Stage 5: Understanding

      In the semi-darkness of the dance hall, I sit next to Sara, my host sister. The band has finished its set, and for the next fifteen minutes, the stereo will blare music: salsa, merengue, and piratiado, my favorite. I take a sip of beer, and when I look up, the lead singer of the band is standing before me, arm outstretched, palm open. I have watched this man dance with women between sets in San Lázaro, Guatíl, and Las Pozas. I have watched the way he twirls his partners, floats them across cement dance floors. Tonight, no one else is dancing. I swallow hard and resist the urge to shake my head. I take his hand, and when we step into the middle of the room, I hear a murmur: la gringa. I try to focus on his palm against my lower back, his fingers clasping my own, the old-fashioned music.

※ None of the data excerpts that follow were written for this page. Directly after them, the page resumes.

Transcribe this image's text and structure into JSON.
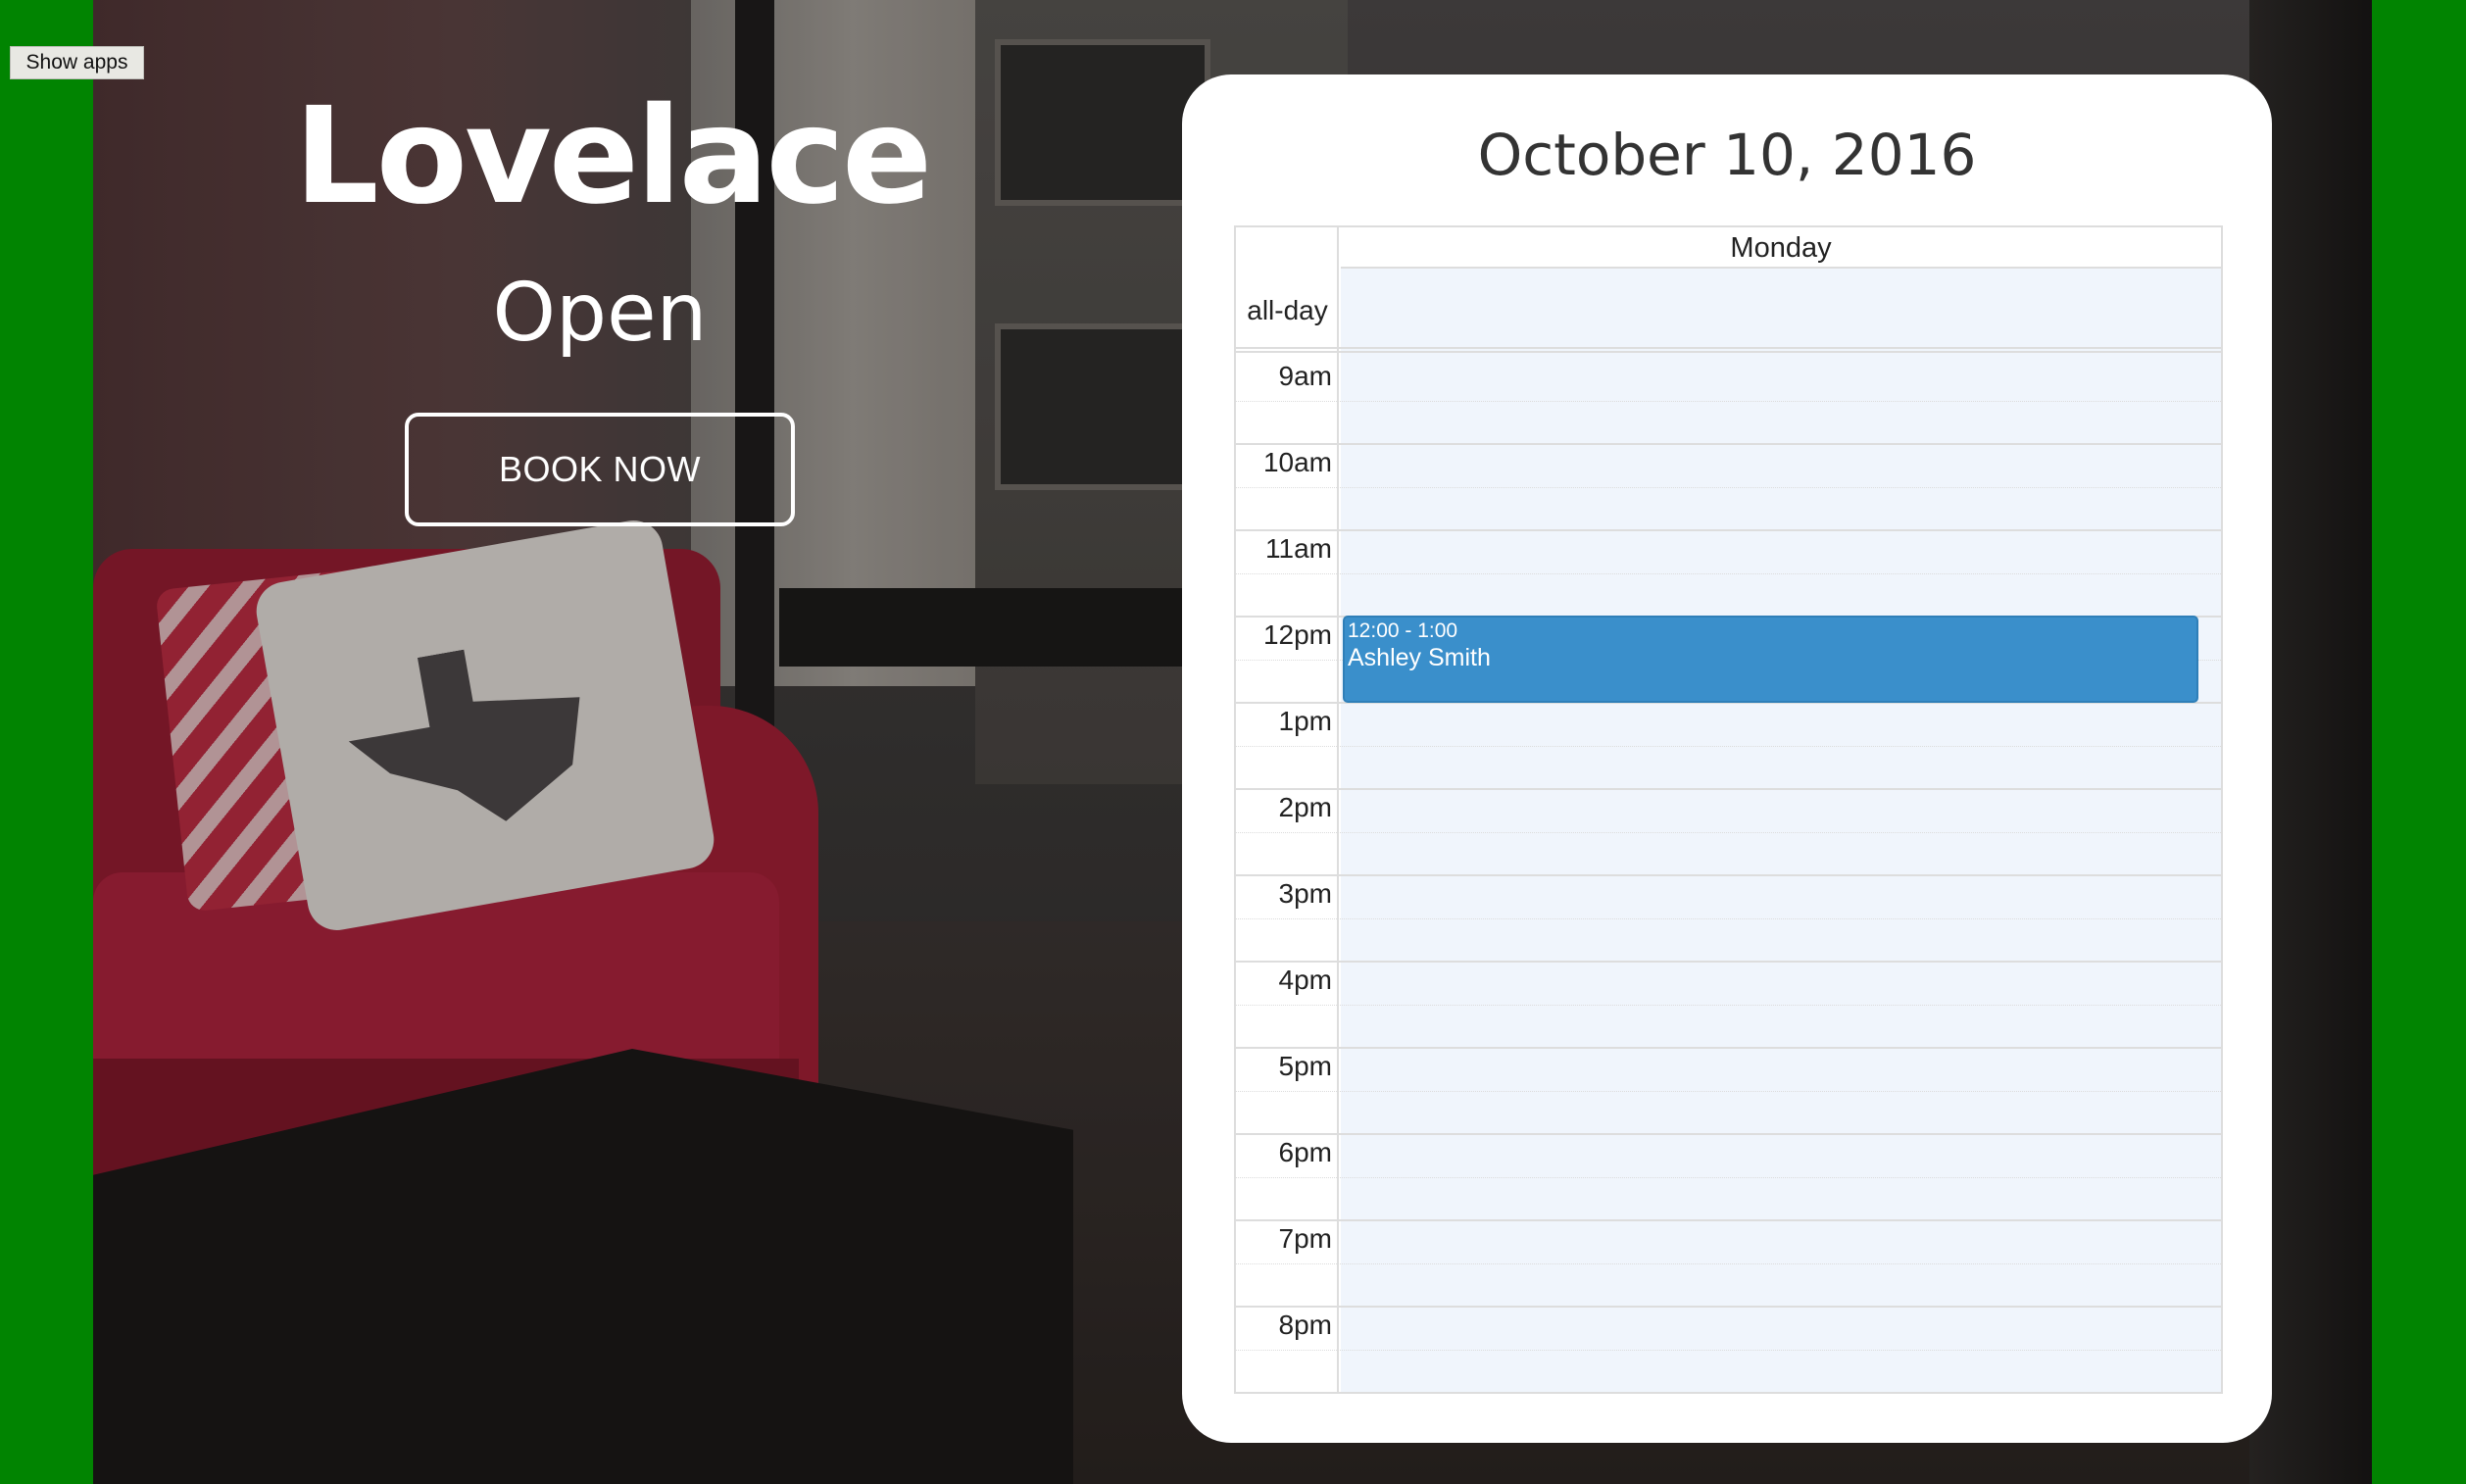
{
  "toolbar": {
    "show_apps_label": "Show apps"
  },
  "room": {
    "name": "Lovelace",
    "status": "Open",
    "book_button_label": "BOOK NOW"
  },
  "calendar": {
    "date_title": "October 10, 2016",
    "day_header": "Monday",
    "all_day_label": "all-day",
    "hours": [
      "9am",
      "10am",
      "11am",
      "12pm",
      "1pm",
      "2pm",
      "3pm",
      "4pm",
      "5pm",
      "6pm",
      "7pm",
      "8pm"
    ],
    "events": [
      {
        "time": "12:00 - 1:00",
        "title": "Ashley Smith",
        "color": "#3a8fcb"
      }
    ]
  },
  "colors": {
    "page_background": "#018401",
    "card_background": "#ffffff",
    "slot_background": "#f0f5fc",
    "event_blue": "#3a8fcb"
  }
}
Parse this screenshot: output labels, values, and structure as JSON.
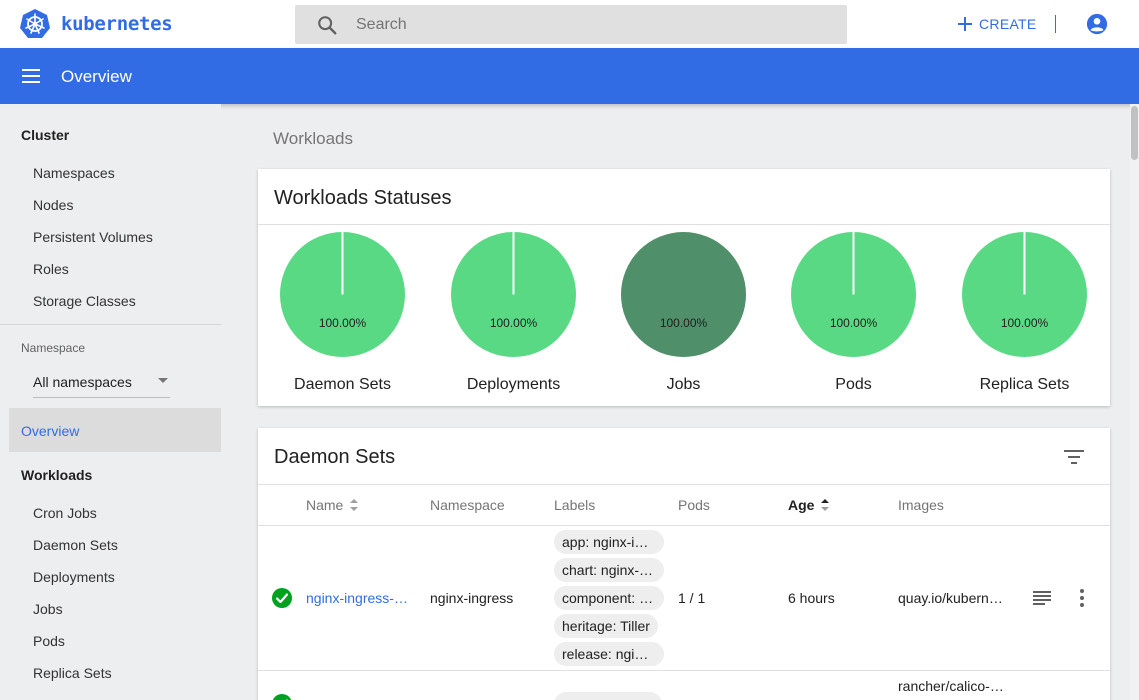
{
  "app": {
    "brand": "kubernetes",
    "search_placeholder": "Search",
    "create_label": "CREATE",
    "page_title": "Overview",
    "brand_color": "#326ce5"
  },
  "sidebar": {
    "cluster_heading": "Cluster",
    "cluster_items": [
      "Namespaces",
      "Nodes",
      "Persistent Volumes",
      "Roles",
      "Storage Classes"
    ],
    "namespace_label": "Namespace",
    "namespace_value": "All namespaces",
    "overview_label": "Overview",
    "workloads_heading": "Workloads",
    "workload_items": [
      "Cron Jobs",
      "Daemon Sets",
      "Deployments",
      "Jobs",
      "Pods",
      "Replica Sets"
    ]
  },
  "main": {
    "section_label": "Workloads",
    "statuses": {
      "title": "Workloads Statuses",
      "charts": [
        {
          "name": "Daemon Sets",
          "percent_label": "100.00%",
          "running_fraction": 1.0,
          "color": "#5ad984"
        },
        {
          "name": "Deployments",
          "percent_label": "100.00%",
          "running_fraction": 1.0,
          "color": "#5ad984"
        },
        {
          "name": "Jobs",
          "percent_label": "100.00%",
          "running_fraction": 1.0,
          "color": "#4f8f69"
        },
        {
          "name": "Pods",
          "percent_label": "100.00%",
          "running_fraction": 1.0,
          "color": "#5ad984"
        },
        {
          "name": "Replica Sets",
          "percent_label": "100.00%",
          "running_fraction": 1.0,
          "color": "#5ad984"
        }
      ]
    },
    "daemon_sets": {
      "title": "Daemon Sets",
      "columns": {
        "name": "Name",
        "namespace": "Namespace",
        "labels": "Labels",
        "pods": "Pods",
        "age": "Age",
        "images": "Images"
      },
      "rows": [
        {
          "name": "nginx-ingress-controller",
          "namespace": "nginx-ingress",
          "labels": [
            "app: nginx-ingress",
            "chart: nginx-ingress",
            "component: controller",
            "heritage: Tiller",
            "release: nginx-ingress"
          ],
          "pods": "1 / 1",
          "age": "6 hours",
          "images": "quay.io/kubernetes-ingress-controller",
          "status": "running"
        },
        {
          "images": "rancher/calico-node",
          "status": "running"
        }
      ]
    }
  }
}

I have practiced. I am ready when he turns me, our feet forward and back together. And as he spins me around and around, I catch Sara’s eye and smile. She raises her eyebrows and nods approvingly. I recognize faces in the darkness outside, pressed against the chain-link fence. A thumb goes up. Someone yells, “Bravo, Katty!” When I sit back down at the table, I’m beaming. “Now I’m a real sanvicenteña,” I say breathlessly. “Sí,” says Sara. “For now.”